仰向けの状態から手足をあげプラプラ〜と…もしくは上げた手足にうんと力を入れその状態から手足をバタンと落とす。
これは胴体部分を安定させているので良いのですが、やはり落とすことが出来ない。
など、いくつか試したものの「そもそも力を抜けない」のですから力を入れた手足をストンと落とせないんですよね。
上記のように「力を入れる」事と「力を抜く」事を同時にやろうとすると子供は難しいのです。
大人なら簡単に出来そうなことも子供にとっては簡単にはいかないことが多いのです。
では、小学生などの子供向けとは
・息を大きく吸って止めさせる
やってみると分かるのですが、大きく息を吸わせて「止めて!」というとグッと力を入れて止めるんですよね。
しばらく止めた状態から「はい、いいよ〜」(吐いて〜とは言わない)と言うと「はぁ〜」と息を吐きます。
その状態が脱力です。
原理としては、「力を入れる」時は「息を止める」ことが多い。
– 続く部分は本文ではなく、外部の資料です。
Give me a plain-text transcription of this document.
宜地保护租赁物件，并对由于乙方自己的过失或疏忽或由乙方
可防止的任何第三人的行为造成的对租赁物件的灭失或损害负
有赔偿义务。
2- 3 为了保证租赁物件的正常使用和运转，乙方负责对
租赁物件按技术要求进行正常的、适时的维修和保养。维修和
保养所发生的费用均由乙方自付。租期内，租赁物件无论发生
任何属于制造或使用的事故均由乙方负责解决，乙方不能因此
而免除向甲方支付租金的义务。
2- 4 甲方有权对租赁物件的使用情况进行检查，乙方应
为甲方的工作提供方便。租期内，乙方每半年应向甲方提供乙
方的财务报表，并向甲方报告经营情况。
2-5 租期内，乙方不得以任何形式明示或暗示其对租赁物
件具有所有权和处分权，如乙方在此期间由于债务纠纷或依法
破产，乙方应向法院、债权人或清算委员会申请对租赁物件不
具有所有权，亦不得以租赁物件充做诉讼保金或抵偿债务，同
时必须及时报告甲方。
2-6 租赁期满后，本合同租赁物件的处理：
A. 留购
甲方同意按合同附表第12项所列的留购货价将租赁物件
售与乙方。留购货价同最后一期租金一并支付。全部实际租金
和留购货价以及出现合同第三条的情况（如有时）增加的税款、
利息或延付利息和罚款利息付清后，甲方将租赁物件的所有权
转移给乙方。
逆に「力を抜く」時は「息を吐く」事が多くなります。
これは大人でも同じかと思います。
なので、まずは自然に起こる現象から身につけさせる…身体を反応させる事が大事になってきます。
そこから「身体を知る」でも書いたように力の入っている部位や入れ方などを知り、先述のような方法を試していくのが良いでしょう。
脱力に関する疑問点
近年は、どの家庭も幼少期から様々な習い事をさせていると思います。
その中でも多いのが「ピアノ」
音感やリズム感など身につけて損はないものですよね。
ただ、そのピアノに関して疑問が浮かんだのです。ピアノといえば「脱力」というイメージですが、ピアノを習っている子に限ってほぼ脱力ができない。というもの。
全力で最初から最後まで弾いているのでしょうか…
卒部して中学生になった今も出来ていない様子の子もいます。
他にも水泳やダンス。
どれも脱力必須のように思いますが、最近の習い事はそういった身につけるべきものは重要視されていないんですかね。
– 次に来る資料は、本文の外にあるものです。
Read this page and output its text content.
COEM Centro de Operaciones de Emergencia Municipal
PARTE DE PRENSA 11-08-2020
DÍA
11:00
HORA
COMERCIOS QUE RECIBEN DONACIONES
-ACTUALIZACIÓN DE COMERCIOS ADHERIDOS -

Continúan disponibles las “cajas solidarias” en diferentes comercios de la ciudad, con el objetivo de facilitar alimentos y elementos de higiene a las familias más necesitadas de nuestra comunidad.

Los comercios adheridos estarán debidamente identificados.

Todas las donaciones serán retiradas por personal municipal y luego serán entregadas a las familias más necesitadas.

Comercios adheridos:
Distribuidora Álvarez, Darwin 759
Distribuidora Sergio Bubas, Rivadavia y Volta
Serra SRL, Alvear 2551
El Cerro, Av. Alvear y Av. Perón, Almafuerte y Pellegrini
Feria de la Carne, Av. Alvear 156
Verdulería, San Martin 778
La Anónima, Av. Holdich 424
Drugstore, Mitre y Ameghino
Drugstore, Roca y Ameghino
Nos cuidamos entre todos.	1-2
それとも、もともと幼少期に自然の遊びをあまりせず過保護になんでもやってあげちゃう親の問題なのでしょうか。
ちなみに過保護も良くないですけど、脅威を与えるような自分の機嫌に任せた叱る行為も緊張状態を作り上げてしまうので良くないですね。
何でもかんでも「子供の本位」ではなく「親が習い事や周囲の関係を決めつけてしまう」というものですね。
まずは、親がその習い事の時の子供の状態を知ることです。
さいごに
脱力とはスポーツにおいて最高のパフォーマンスをあげるには欠かせないものだと思います。
スポーツ以外でも将来何かと役に立つものです。
そして、子供とは産まれたときからそういった能力を自然と身に付ける事ができるのです。
その環境を作ってあげるのが親の役目です。
今あなたの子供がスポーツや他の習い事において、いくらやっても上達しないと思っているのであれば、今までどういう環境作りをしてきたか思い返してみてください。
子供が自然と身に付けるべき能力の環境を考えてきましたか?
ただ習い事をさせるだけではなく、それらを上達するためにはどんな能力を必要とするのか、子供は基本的な動きや考えがどの程度身についているのか。
一緒に考えながら「子供」と「親」が共に成長していくのが「習い事」ではないでしょうか。
少しでも多くの子供達が「脱力」を身につけて最高のパフォーマンス・結果に繋がることが何より幸いです。